On Sunday, Chris Sale lasted just five innings as the game-time temperature was 34 degrees, with a 23-mph wind. It was so miserable the Red Sox gave way free hot chocolate to fans at Fenway. If you ever wondered what it would be like to play baseball in January in New England, this game provided evidence.

Anyway, Sale gave up one run and got a no-decision in the 3-1 win over the Orioles as the bullpen allowed one hit over four scoreless innings. It has been about the pitching for the Red Sox, as the rotation leads the majors with a 2.06 ERA and has allowed just six home runs.

One guy to keep an eye on: A slimmed-down Hanley Ramirez, off to a .333/.386/.569 start. I wasn’t counting on much from Ramirez as two of his three seasons in Boston have provided below-average offense, including a .242/.320/.429 line in 2017, and he’s now 34. If he hits, watch out. He’s also channeling David Ortiz in other ways:

The Dodgers seem a lot better when Clayton Kershaw pitches: Kershaw finally got his first win, allowing one run in seven innings while striking out 12 as the Dodgers beat the Diamondbacks 7-2 to salvage the final game of the series. From researcher Sarah Langs of ESPN Stats & Information: Kershaw had 10 strikeouts on his slider, matching the most for any game in his career. (He also had 10 on June 20, 2011 against the Tigers.)

Here’s another fun list from Sarah, the most 10-plus K/0 BB games since 1893:

Randy Johnson: 36

Curt Schilling: 27

Clayton Kershaw: 22

Roger Clemens: 21

Now, about the rest of the team …

The Reds are a mess: I didn’t think any team would be bad enough to challenge the Marlins for the worst record, but the Reds have been an ugly disaster so far. They’re 2-13 after a 3-2 loss to the Cardinals. There’s no need to get into the particulars. When you’re 2-13, you’re not hitting and you’re not pitching.

I do, however, want to take a moment to discuss Joey Votto. That usually means we’re discussing good things. Not right now. Votto is hitting an empty .236 — no extra-base hits and just three walks. It saddens me just to type those numbers. That’s 14 games without an extra-base hit and a walk rate that has dropped from 19.0 percent in 2017 to 5.0 percent this season. God forbid, could Votto go from MVP runner-up to washed-up overnight?
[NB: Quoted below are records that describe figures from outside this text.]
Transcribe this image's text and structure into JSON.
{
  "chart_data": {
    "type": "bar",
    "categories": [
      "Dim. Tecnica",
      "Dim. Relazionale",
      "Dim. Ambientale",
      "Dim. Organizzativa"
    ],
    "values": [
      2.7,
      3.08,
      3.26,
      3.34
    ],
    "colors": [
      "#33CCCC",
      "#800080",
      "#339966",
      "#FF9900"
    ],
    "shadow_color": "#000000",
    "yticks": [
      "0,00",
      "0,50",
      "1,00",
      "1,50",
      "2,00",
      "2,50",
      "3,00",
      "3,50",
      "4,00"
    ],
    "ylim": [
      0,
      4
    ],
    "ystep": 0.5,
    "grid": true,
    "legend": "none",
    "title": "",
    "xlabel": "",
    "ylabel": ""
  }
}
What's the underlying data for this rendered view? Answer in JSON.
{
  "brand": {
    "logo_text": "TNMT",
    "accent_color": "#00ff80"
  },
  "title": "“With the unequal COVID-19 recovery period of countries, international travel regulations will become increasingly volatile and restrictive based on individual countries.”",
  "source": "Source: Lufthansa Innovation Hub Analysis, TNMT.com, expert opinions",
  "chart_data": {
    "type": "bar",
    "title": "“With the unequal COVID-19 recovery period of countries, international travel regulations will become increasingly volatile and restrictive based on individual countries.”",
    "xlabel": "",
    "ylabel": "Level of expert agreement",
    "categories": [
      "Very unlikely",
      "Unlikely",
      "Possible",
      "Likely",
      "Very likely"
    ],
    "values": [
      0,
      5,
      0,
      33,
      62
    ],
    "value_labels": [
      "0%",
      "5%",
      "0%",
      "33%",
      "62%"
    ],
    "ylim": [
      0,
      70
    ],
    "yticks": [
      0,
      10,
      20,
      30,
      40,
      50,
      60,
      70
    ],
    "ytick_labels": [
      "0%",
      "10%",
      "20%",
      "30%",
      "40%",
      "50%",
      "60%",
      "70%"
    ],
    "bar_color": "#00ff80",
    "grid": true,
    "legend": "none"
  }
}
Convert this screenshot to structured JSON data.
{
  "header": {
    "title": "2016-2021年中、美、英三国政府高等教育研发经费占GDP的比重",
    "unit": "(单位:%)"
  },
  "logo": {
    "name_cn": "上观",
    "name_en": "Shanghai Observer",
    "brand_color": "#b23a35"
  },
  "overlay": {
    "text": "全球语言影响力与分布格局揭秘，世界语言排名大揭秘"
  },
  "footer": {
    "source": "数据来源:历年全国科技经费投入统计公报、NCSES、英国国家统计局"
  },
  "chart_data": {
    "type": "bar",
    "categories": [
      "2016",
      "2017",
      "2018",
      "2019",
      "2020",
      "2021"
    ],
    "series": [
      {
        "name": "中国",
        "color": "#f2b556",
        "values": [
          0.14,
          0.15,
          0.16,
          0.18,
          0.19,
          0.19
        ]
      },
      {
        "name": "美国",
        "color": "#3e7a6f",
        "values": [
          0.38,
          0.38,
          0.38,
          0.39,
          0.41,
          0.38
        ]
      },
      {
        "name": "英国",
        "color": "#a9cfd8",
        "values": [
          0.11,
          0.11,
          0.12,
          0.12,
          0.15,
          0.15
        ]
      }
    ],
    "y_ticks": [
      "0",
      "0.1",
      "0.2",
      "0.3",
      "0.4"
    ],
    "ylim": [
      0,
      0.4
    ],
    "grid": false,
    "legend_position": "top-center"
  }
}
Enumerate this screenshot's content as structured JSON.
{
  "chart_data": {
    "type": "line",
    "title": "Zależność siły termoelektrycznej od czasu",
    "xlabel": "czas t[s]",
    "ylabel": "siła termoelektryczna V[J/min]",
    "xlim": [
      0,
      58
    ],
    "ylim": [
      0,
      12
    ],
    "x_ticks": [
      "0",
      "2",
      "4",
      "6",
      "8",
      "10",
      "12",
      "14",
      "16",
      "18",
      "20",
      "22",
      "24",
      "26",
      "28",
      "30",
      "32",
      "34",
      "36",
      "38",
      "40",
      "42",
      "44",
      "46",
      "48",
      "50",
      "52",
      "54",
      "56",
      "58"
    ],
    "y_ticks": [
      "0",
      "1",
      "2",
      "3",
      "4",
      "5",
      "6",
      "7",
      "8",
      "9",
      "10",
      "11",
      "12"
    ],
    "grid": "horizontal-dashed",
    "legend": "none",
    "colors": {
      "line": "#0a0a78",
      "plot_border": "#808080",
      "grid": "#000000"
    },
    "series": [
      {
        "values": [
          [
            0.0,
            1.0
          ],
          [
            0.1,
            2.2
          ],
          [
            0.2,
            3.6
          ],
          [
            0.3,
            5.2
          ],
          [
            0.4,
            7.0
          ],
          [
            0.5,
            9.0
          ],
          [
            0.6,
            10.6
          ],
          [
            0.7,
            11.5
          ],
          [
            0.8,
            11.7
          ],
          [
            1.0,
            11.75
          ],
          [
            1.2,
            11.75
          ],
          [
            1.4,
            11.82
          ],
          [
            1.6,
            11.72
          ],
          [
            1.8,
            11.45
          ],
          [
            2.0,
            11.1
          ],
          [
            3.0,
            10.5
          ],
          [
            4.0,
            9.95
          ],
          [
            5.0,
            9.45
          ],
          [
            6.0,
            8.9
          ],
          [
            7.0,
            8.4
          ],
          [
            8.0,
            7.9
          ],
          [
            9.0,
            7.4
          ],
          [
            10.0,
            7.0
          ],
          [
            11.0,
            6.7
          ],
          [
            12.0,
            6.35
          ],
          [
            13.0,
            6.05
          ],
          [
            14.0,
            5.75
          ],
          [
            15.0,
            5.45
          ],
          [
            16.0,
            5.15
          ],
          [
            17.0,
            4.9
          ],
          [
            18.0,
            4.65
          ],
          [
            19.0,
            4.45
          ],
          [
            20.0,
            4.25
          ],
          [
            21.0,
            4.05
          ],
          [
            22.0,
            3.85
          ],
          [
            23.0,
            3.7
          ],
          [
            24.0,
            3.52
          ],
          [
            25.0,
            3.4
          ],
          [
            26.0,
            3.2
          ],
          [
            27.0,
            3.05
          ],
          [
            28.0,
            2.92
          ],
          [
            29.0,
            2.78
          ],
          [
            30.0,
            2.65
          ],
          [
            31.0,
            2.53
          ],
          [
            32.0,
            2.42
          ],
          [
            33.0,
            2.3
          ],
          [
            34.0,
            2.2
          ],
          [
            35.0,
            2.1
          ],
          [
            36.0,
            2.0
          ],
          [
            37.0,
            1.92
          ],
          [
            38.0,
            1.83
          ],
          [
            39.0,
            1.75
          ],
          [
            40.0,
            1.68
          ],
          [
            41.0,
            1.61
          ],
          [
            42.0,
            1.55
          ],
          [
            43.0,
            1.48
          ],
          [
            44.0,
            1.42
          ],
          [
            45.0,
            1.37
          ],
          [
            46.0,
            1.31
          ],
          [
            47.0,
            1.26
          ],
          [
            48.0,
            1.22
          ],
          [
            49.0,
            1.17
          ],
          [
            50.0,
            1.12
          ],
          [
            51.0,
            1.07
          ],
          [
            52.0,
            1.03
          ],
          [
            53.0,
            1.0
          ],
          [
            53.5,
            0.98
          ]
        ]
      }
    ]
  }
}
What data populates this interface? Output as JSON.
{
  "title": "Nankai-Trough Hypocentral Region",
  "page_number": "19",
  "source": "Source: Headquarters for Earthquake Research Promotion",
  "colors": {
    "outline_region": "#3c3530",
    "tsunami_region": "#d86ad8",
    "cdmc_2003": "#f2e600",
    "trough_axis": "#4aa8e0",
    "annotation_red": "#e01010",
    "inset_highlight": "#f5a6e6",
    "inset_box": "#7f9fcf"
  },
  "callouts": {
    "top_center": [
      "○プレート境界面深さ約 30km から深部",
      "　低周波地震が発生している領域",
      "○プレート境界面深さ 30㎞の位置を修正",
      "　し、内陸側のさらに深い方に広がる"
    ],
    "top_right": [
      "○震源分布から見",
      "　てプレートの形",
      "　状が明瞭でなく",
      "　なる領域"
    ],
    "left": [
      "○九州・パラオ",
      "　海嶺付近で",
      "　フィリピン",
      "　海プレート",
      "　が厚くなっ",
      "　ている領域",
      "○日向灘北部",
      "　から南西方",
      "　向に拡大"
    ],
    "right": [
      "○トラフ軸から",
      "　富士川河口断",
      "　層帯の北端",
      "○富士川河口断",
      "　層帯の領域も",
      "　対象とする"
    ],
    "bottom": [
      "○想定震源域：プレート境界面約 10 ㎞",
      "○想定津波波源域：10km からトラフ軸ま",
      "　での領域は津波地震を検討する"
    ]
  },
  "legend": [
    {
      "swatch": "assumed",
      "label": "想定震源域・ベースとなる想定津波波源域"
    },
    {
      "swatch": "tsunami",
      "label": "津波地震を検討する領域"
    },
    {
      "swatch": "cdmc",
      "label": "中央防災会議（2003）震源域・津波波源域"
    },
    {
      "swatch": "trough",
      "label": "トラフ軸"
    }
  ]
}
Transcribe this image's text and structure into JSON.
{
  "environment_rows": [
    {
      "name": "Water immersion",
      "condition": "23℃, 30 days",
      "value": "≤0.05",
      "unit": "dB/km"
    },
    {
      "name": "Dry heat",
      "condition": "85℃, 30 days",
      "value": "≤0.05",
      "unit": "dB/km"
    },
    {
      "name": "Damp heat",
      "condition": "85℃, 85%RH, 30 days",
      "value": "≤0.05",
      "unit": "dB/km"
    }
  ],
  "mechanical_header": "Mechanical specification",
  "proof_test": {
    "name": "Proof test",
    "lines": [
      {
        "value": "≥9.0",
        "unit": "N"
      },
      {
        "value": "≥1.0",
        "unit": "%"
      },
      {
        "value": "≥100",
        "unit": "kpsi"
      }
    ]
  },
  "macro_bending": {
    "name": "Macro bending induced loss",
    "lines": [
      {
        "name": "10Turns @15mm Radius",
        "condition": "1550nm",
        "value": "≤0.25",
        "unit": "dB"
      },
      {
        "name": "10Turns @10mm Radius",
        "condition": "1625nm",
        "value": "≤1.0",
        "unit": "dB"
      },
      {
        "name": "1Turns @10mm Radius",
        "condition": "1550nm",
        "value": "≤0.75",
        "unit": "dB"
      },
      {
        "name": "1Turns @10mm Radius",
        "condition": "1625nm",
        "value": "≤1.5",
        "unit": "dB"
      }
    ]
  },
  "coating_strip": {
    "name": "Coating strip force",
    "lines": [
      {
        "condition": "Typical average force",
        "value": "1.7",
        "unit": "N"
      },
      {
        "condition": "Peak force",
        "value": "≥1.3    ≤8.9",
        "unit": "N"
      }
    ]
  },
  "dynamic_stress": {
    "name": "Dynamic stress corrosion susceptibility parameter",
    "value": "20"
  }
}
The good news: Probably not. Consider these items:

  • Votto once went 19 games without an extra-base hit, back in 2015. For further context, he had a 16-game streak last season.

  • Via Statcast, Votto’s average exit velocity last year was 87.9 mph; including Sunday’s game, it’s 88.3 mph this year.

  • The walk rate is a little weird, but Votto also started last season not walking much (11 times in April compared to a monthly high of 35 in August).

More bad weather: On Jackie Robinson Day, bad weather in the Midwest canceled six games, including a Yankees-Tigers doubleheader. It also pushed Shohei Ohtani’s next start to Tuesday against the Red Sox.

It’s impossible to analyze what the poor weather has meant. It’s ironic, however, that the players negotiated to have extra off days in the schedule, only now so many games have been postponed that teams will be spending some of those days playing makeup games. The White Sox have played 12 games in 18 calendar days. It’s obviously affected attendance. Bottom line: No excuses. If there’s bad weather, both teams have to play in it.